ERKEKLERDE DAHA YAYGIN
Erkeklerde otizmin daha sık görülmesine ve bu durumun nedenlerine de değinen Saltoğlu, “Şimdi nasıl dikkat eksikliği ve hiperaktivite bozukluğu erkeklerde daha yaygın, depresyon kadınlarda daha yaygınsa ve bu birçok toplumu derinden etkiliyorsa aslında otizm de erkeklerde çok daha yaygın olabiliyor ama nedeni hala bilinmiyor” dedi. Saltoğlu son olarak, düzenli bir psikiyatrist veya doktor takibinin otizmde ilerlemeyi ve gerilemeyi görmek açısından önemli olduğunu vurguladı.
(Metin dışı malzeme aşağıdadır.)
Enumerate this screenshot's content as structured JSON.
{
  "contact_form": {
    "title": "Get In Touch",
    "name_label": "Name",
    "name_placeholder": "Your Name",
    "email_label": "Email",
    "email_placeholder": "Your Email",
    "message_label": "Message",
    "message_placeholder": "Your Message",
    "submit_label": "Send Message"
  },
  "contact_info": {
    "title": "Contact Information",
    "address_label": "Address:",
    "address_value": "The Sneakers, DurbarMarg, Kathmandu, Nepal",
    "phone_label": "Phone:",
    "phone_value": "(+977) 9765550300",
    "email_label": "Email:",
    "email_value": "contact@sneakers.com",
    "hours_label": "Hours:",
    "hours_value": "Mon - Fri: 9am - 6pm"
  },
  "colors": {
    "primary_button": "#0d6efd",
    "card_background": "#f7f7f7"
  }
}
Dünya Sepsis Günü'nde kritik uyarılar Dünya Sepsis Günü'nde kritik uyarılar


OTİZME OYUN EĞİTİMİ DESTEĞİ
Antalya'da yaşayan 18 aylık bebek Göktuğ'un ailesi ise oğulları 15 aylıkken, farklı gelişim göstermeye başlayınca Hareket Eğitim Uzmanı Halil Timur'a başvurdu. Göktuğ bebeğin annesi, evlatlarının gelişimi için güzel bir aile eğitimi aldıklarını ve çocuklarıyla etkili oyun ve hareketle gelişim yöntemlerini öğrendiklerini belirtti. Bu eğitimlerin riskli bebek kategorisinde çocuğu olan aileler için gelişimin başlangıcı olduğuna vurgu yaptı. Anne, “‘Hiçbir zaman konuşamayacak gibi bir his bütün düşüncelerimizi ele geçirmişti. Sanki dünyanın sonu gelmiş gibi hissediyorduk. Zaman aleyhimize akıyor, her şey üstümüze geliyordu. Bizi evladımızla sınıyor, gelecek için endişeli hissettiriyordu. Her gün çocuğumuzun daha iyi noktaya gelişini görmek, kaygılarımızı azalttı, bizi çok rahatlattı” diye konuştu. Erken süreçte verilen etkili eğitimlerin sonucu olarak konuşmanın başlamasının çok önemli olduğunu belirten Hareket Eğt. Uzm. Halil Timur, çocuk gelişim safhalarına uygun olarak eğitim verilmesi gerektiğini, özellikle 0-36 aylık riskli bebekler için tanıdan uzaklaşma şansının çok fazla olduğunun önemine dikkat çekti.
OTİZM BELİRTİLERİ NELERDİR?
İlk 3 yaş içinde ortaya çıkan ve yaşam boyu süren, özellikle sosyal ilişkiler kurma ve sürdürmede zorluklara neden olan gelişimsel bozukluk Otizm, sözel, göz teması kurma ve jest-mimik kullanımı gibi sözsüz iletişimde zorluk yaşanması ile karakterizedir. Konuşma kabiliyetinin geç ya da sınırlı olması, kolları sallama ve yüksek seslerden hoşlanmama gibi belirleyici ve tekrar eden belirtiler gösterirler. Otizm her yaşta teşhis edilebilse de semptomlar daha çok yaşamın ilk 3 yılında ortaya çıktığı için gelişimsel bir bozukluk olarak kabul edilmektedir.